En réalité, il y a fort à parier que celui qui annonce qu’il va échouer place dans le monde par ses mots les bonnes conditions, le bon terreau pour que surgisse de façon effective l’échec tant annoncé. Peut-être un échec peut-il nous mener à perdre la face, au moins une annonce de cet échec sous forme de prophétie nous permet-elle de ne pas perdre totalement la face.
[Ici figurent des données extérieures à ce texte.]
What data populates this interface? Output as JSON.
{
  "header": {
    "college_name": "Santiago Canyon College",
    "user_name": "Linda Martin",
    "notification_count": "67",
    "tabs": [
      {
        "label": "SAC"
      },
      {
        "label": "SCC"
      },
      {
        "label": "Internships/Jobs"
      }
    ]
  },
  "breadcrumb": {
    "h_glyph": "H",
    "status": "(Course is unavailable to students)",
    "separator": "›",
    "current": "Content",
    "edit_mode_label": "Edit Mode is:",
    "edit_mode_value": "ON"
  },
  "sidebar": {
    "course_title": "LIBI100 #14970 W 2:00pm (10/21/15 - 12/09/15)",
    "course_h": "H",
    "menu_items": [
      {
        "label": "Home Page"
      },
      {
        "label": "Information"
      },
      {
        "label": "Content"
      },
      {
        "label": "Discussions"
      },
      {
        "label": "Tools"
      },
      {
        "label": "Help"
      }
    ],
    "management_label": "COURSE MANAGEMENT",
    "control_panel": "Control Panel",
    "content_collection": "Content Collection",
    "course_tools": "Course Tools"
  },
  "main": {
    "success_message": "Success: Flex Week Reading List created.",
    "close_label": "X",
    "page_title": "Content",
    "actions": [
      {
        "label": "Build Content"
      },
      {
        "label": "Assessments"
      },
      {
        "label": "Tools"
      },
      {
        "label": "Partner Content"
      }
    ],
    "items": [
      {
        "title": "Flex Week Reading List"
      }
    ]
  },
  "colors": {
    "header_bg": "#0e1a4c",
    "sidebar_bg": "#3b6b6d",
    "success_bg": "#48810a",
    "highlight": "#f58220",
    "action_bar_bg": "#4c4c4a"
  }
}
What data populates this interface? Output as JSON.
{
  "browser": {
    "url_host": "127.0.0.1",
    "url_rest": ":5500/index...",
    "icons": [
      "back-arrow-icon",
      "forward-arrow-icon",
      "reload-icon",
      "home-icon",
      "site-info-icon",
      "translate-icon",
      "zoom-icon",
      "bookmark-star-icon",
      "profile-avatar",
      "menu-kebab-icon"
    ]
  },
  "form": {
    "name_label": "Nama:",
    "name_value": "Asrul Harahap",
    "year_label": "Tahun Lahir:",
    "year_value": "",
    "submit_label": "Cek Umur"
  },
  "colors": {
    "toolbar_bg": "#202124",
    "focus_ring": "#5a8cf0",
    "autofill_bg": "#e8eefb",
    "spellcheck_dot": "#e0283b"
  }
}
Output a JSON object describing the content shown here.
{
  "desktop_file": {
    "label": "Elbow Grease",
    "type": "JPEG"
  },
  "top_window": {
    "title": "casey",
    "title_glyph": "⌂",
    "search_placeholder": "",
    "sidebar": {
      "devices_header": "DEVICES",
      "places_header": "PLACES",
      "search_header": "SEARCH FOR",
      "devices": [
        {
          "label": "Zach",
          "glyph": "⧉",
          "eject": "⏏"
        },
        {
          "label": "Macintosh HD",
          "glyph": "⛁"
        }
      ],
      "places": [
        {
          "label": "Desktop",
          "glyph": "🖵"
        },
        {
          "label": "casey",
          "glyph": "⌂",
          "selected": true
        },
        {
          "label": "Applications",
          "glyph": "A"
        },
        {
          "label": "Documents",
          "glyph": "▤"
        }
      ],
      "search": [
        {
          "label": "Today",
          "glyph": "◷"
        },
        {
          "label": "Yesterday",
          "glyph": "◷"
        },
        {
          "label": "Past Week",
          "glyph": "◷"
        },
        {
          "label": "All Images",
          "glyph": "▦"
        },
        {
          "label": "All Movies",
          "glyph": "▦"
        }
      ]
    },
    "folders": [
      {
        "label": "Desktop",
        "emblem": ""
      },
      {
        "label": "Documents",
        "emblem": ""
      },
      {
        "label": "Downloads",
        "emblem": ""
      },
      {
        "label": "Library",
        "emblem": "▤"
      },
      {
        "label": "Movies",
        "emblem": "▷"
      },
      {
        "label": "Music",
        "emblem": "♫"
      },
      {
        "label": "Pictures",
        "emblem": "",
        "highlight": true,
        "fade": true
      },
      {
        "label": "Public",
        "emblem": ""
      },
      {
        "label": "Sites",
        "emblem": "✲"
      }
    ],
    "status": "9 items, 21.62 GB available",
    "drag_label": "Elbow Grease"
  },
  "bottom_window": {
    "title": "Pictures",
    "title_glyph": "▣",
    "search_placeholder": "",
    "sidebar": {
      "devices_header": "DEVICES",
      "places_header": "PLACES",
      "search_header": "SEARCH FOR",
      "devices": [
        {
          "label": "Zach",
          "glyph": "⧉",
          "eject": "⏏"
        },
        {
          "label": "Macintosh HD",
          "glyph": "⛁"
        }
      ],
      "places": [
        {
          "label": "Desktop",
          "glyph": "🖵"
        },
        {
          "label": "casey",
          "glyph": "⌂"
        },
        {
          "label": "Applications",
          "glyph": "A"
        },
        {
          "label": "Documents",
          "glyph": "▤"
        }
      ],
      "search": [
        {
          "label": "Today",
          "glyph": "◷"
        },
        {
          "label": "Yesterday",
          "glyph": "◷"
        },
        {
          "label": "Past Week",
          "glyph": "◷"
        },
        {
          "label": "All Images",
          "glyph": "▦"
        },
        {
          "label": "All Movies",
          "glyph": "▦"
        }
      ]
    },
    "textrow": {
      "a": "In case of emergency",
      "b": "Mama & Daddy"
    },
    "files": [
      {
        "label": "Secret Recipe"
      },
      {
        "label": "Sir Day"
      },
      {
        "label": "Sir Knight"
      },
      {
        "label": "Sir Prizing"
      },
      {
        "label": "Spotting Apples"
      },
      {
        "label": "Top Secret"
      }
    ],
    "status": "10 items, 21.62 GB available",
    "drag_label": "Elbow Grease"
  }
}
Ainsi y a-t-il un plaisir à « réussir à échouer » qu’illustre merveilleusement bien la petite phrase finale utilisée en de telles occurrences : « tu vois, j’avais dit que j’allais échouer ! ». Ce plaisir est un moindre plaisir : le moindre plaisir de celui qui certes a échoué mais peut se targuer de l’avoir prédit. « Mais non… » disait autrui « tu vas réussir ! » et voilà que la réalité nous fait le plaisir de créer notre échec, à l’image de ce que nous avions prédit. Moindre satisfaction, il est vrai mais satisfaction minimale…
 
Tu me concèderas, je pense, que quand on est dans ce genre de situation, on reste plutôt, au final, sur un sentiment d’échec : on a réussi à échouer, certes, mais ce qui reste ce n’est pas tant la réussite que l’échec. Derrière l’attitude de parade caractérisant en première apparence le pseudo prophète qui crée la réalité de l’échec pour mieux réussir ses prophéties, il y a fort probablement très souvent un pauvre être démuni qui conserve de cette pseudo victoire un goût d’amertume.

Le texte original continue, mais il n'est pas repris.